Why Biotechs Want to Be Bought
Jonathan Norris, managing director with SVB Capital’s Venture Capital Relationship Management team, told GEN that smaller biotechs face a challenge that has increased the appeal of mergers and acquisitions in recent years—the tightening of venture capital funding following the recession. Between 2005 and 2010, 60 biotech companies tracked by SVB Capital were acquired for $100 million or more.
“One of the major issues facing venture-backed companies is that there’s a lack of reserve funding in these companies from the traditional venture investors to be able to drive companies through their pivotal Phase II or Phase III trials,” Norris said. “Many venture firms are faced with the issue that they didn’t get liquidity as early as they may have thought they were going to. They’re faced with too many companies that need to be financed and maybe not enough overall reserves to cover all the financing needs of those companies.”
Interestingly, the squeeze felt by venture capitalists struggling with obtaining liquidity explains why, since the recession, SVB Capital recorded a spike in structured M&A deals, where there is some up-front payment, but the majority of the transaction value is paid out upon completion of milestones advancing new drugs through trials.
For example, in 2009, 11 of 13 exit deals were structured; the rest involved all payments being made up front. By 2010, all-upfront deals disappeared, and all seven exit deals were structured. Most exit deals were all-upfront between 2005 (when just one of ten deals was structured) and 2008 (two of eight deals were structured).

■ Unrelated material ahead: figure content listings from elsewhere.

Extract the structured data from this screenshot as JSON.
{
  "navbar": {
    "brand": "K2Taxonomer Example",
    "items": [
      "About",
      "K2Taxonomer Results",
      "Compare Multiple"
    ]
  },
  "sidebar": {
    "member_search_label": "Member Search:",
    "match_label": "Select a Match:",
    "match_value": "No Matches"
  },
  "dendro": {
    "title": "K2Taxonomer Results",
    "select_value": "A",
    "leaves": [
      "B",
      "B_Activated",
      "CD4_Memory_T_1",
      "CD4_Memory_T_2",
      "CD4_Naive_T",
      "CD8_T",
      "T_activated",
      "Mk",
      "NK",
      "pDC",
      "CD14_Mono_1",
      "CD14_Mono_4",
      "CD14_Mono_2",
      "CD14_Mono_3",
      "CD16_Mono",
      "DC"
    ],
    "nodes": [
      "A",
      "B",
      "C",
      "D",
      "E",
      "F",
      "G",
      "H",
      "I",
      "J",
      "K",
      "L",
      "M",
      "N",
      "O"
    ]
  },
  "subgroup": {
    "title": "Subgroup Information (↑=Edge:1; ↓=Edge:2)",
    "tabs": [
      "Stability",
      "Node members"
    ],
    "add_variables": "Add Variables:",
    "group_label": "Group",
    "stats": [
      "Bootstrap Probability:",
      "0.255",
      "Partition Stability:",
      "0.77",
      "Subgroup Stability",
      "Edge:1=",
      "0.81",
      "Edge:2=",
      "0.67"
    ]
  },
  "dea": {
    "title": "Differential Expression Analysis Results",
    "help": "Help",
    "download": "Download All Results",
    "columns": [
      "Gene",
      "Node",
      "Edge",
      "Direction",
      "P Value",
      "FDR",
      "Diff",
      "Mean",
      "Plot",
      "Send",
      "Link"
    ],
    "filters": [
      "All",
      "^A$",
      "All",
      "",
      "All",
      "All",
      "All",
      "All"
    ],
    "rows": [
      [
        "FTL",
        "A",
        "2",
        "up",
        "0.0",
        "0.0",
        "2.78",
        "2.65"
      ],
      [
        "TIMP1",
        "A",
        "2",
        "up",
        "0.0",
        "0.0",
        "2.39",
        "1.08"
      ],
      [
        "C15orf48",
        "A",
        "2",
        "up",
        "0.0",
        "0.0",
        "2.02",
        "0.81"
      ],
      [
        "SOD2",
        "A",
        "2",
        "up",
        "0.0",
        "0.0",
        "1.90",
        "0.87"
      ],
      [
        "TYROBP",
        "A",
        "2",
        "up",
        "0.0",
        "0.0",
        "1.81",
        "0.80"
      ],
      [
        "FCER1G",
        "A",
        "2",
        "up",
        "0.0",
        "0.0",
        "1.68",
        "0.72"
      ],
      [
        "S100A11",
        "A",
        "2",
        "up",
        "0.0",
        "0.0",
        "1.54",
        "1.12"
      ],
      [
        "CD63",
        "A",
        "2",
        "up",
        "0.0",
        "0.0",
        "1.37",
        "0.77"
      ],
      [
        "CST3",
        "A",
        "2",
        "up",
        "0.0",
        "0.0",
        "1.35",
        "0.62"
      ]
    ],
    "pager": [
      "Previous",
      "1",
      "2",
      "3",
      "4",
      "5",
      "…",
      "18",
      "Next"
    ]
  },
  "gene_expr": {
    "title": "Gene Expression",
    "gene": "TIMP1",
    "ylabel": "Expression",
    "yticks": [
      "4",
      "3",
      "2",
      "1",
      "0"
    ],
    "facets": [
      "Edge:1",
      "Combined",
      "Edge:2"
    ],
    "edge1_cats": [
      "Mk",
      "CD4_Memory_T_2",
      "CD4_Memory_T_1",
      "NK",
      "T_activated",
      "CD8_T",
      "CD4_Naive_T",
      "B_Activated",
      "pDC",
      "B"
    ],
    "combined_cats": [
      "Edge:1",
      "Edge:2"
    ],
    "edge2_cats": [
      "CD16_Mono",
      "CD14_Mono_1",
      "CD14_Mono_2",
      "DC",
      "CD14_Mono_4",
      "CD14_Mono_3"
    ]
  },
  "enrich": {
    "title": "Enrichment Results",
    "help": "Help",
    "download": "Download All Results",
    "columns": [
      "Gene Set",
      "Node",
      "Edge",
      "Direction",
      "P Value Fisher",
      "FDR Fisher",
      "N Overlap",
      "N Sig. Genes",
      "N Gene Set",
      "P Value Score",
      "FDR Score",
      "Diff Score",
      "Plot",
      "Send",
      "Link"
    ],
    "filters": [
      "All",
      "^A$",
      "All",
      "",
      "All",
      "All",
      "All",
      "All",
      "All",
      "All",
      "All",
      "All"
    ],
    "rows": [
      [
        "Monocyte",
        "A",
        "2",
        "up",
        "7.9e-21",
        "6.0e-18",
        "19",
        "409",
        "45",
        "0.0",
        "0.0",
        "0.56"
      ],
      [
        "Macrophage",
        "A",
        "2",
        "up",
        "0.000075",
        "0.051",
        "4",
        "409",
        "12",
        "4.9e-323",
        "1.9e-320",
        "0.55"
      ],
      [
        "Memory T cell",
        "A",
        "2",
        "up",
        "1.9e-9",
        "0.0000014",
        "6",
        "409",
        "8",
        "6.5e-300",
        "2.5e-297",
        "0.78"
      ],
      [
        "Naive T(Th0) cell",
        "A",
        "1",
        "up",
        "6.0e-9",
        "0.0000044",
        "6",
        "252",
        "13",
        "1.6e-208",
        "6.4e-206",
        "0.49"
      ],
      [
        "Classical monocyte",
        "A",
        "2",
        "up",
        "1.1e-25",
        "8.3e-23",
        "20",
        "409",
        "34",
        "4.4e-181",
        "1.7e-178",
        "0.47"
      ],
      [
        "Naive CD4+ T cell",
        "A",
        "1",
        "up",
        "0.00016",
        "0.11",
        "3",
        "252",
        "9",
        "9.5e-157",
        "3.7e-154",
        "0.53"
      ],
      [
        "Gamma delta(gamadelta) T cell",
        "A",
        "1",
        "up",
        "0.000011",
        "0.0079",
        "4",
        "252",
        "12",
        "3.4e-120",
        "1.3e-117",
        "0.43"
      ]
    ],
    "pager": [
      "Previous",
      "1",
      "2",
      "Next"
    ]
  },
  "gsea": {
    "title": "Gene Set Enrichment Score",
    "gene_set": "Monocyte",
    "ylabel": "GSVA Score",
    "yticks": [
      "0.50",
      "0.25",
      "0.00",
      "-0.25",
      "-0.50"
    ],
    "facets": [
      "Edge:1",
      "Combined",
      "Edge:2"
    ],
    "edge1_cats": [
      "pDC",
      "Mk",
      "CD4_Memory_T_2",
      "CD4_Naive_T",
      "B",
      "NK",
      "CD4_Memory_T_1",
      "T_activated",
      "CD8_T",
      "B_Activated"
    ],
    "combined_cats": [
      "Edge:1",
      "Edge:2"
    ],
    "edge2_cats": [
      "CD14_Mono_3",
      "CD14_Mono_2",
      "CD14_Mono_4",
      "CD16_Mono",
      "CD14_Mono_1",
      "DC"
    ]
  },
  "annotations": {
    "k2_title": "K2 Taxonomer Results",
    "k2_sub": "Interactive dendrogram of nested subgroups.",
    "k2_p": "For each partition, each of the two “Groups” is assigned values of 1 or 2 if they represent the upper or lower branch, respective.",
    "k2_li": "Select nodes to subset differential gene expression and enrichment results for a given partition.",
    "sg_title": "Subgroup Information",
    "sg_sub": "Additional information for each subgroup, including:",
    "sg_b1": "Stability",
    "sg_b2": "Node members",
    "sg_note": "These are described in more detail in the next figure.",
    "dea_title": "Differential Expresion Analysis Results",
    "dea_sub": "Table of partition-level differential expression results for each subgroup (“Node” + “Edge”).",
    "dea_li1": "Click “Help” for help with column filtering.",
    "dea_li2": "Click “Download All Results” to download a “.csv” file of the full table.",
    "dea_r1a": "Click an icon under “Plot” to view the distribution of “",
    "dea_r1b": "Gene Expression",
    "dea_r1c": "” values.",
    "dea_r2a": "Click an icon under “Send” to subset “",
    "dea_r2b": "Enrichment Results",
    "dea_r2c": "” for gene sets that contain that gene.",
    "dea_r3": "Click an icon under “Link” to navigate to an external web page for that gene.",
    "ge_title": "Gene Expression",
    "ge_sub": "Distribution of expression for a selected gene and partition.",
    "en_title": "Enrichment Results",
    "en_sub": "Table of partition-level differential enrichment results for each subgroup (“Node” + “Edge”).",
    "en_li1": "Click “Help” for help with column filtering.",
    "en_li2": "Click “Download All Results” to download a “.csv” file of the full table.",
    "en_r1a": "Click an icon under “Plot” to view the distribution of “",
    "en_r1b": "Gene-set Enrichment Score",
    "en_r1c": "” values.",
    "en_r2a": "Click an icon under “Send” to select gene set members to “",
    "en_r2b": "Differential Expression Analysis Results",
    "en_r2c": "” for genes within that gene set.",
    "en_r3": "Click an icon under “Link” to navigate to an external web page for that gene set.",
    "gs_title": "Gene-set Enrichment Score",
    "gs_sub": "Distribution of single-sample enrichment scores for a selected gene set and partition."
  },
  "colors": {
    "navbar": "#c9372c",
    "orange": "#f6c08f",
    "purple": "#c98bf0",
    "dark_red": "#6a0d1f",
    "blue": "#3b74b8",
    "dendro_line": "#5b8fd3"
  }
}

“Venture firms have to make that tradeoff between an earlier exit that’s maybe not as attractive an exit they could get, but it’s a bird in the hand,” Norris said. “They’ll take a structured deal, which gives them a decent multiple up front, maybe a 1 or 2x, with milestones to be earned, rather than trying to fund the next big clinical trial and either not having enough funds to support that company and getting their ownership decreased, or funding that company and having the risk with those clinical trials. You’re going for an increased opportunity to exit but you also have the risk that that asset doesn’t work.”
The VC squeeze, the lengthening of trials and reviews for new drugs, and investor impatience also explain why investors took less time to exit biotechs last year (3.94 years) than any of the previous five years, where exit times hovered around five years, rising to 5.54 years in 2009. The average number of venture rounds of biotech companies with exits has yo-yoed in recent years, from three or so before the recession, to 2.5 in 2008, to 3.5 the following year, then back down to 2.6 rounds in 2010.
Another factor, according to Norris, was interest by acquirers of biotech companies in spinout opportunities, which typically are in later stages—either ready for Phase I or II. “The age of allowing smaller, more nimble venture-backed companies to be the feeder system has arrived,” Norris said.
“More than 50 percent of the exits since 2005 are by biotech companies with either preclinical or Phase I assets. And helping companies stock their early-stage pipeline allows the bigger players to work on their later-stage opportunities that have higher probability. It’s a good use of resources,” Norris noted.
According to SVB Capital’s “Startup Outlook 2011,” which focuses on early-stage companies in a variety of industries, 23% of biotech startups identified growth through M&A as an opportunity, the highest percentage of four technology sectors. However, M&A scored only fifth highest among opportunities for growth, following expansion into new markets, business conditions in existing markets, access to equity financing, and international expansion.
Those results appear to reflect that biotech startups, faced in this economy with a shriveling VC market and exits tied increasingly to milestones, are at least thinking of trying to grow their businesses before selling them off, in hopes of gaining leverage with would-be acquirers. And big pharma and big biotech show no signs of abandoning their model of recent years, which calls for replenishing their pipelines through acquisitions. So the wave of biotech and pharma M&As is likely to continue at least short-term, as long as the price is right.